The Upside Of Marketing: Tricking Kids Into Eating Vegetables - Modern Farmer

The Upside Of Marketing: Tricking Kids Into Eating Vegetables

Can food advertising actually be used for good?

USDA, Flickr

But aside from the base-level qualms about essentially trying to trick kids into doing anything, there’s nothing about advertising that says it can only be useful for unhealthy foods. Researchers from Cornell University attempted to use marketing for good. They wanted to know what would happen if kids saw ads and media designed to get them to eat vegetables, rather than junk food?
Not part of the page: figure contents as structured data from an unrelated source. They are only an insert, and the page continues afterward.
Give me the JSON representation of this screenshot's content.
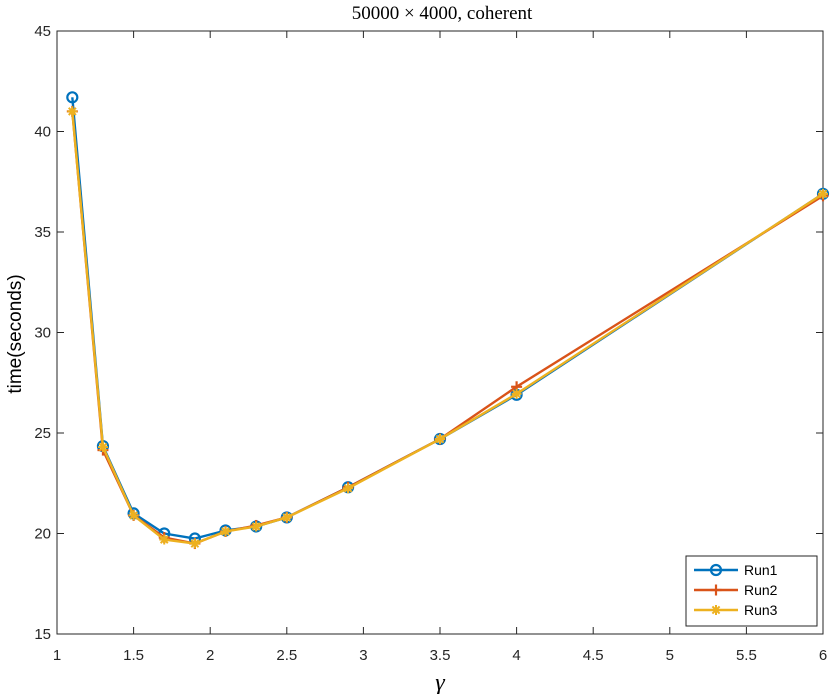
{
  "chart_data": {
    "type": "line",
    "title": "50000 × 4000, coherent",
    "xlabel": "γ",
    "ylabel": "time(seconds)",
    "xlim": [
      1,
      6
    ],
    "ylim": [
      15,
      45
    ],
    "xticks": [
      1,
      1.5,
      2,
      2.5,
      3,
      3.5,
      4,
      4.5,
      5,
      5.5,
      6
    ],
    "yticks": [
      15,
      20,
      25,
      30,
      35,
      40,
      45
    ],
    "xtick_labels": [
      "1",
      "1.5",
      "2",
      "2.5",
      "3",
      "3.5",
      "4",
      "4.5",
      "5",
      "5.5",
      "6"
    ],
    "ytick_labels": [
      "15",
      "20",
      "25",
      "30",
      "35",
      "40",
      "45"
    ],
    "grid": false,
    "legend_position": "bottom-right",
    "x": [
      1.1,
      1.3,
      1.5,
      1.7,
      1.9,
      2.1,
      2.3,
      2.5,
      2.9,
      3.5,
      4,
      6
    ],
    "series": [
      {
        "name": "Run1",
        "color": "#0072BD",
        "marker": "circle",
        "values": [
          41.7,
          24.35,
          21.0,
          20.0,
          19.75,
          20.15,
          20.35,
          20.8,
          22.3,
          24.7,
          26.9,
          36.9
        ]
      },
      {
        "name": "Run2",
        "color": "#D95319",
        "marker": "plus",
        "values": [
          41.0,
          24.15,
          20.9,
          19.8,
          19.5,
          20.1,
          20.4,
          20.8,
          22.3,
          24.7,
          27.3,
          36.8
        ]
      },
      {
        "name": "Run3",
        "color": "#EDB120",
        "marker": "asterisk",
        "values": [
          41.0,
          24.3,
          20.9,
          19.7,
          19.5,
          20.1,
          20.35,
          20.8,
          22.25,
          24.7,
          26.95,
          36.9
        ]
      }
    ]
  }
}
At ten elementary schools in one “large urban district,” the researchers set up an experiment. Some schools were designated the control group and received no changes; other schools found kids exposed to either large banners, a TV cartoon, or both, which depicted vegetables as having “super powers.” The researchers’ aim was to find out if this sort of marketing would affect the kids’ intake of healthy food.
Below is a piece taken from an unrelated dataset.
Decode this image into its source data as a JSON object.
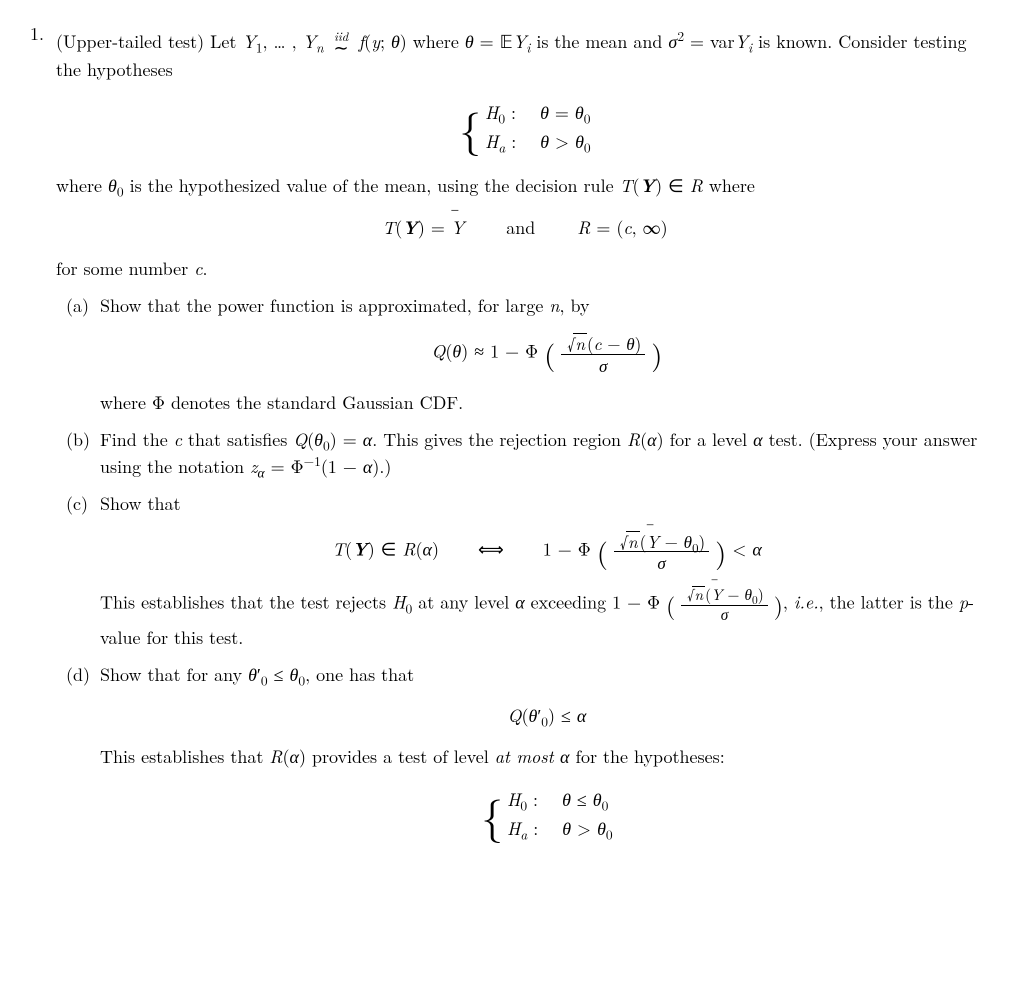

The results, as published in Pediatrics, were dramatic and promising: Not only did the marketing encourage kids to eat more vegetables, it did so by orders of magnitude. Those kids who saw only the banners ate 90.5 percent more vegetables than the control group, and those who saw both the banners and the cartoon ate 239.2 percent more vegetables.

The study went on for six weeks back in 2013; not a particularly long time, and it’s unclear if these sorts of marketing tricks would hold sway for longer periods. Would kids continue to pile more vegetables on their plates a year or three or five years later? But certainly it’s an encouraging sign: There are ways to improve diets using tools we already have.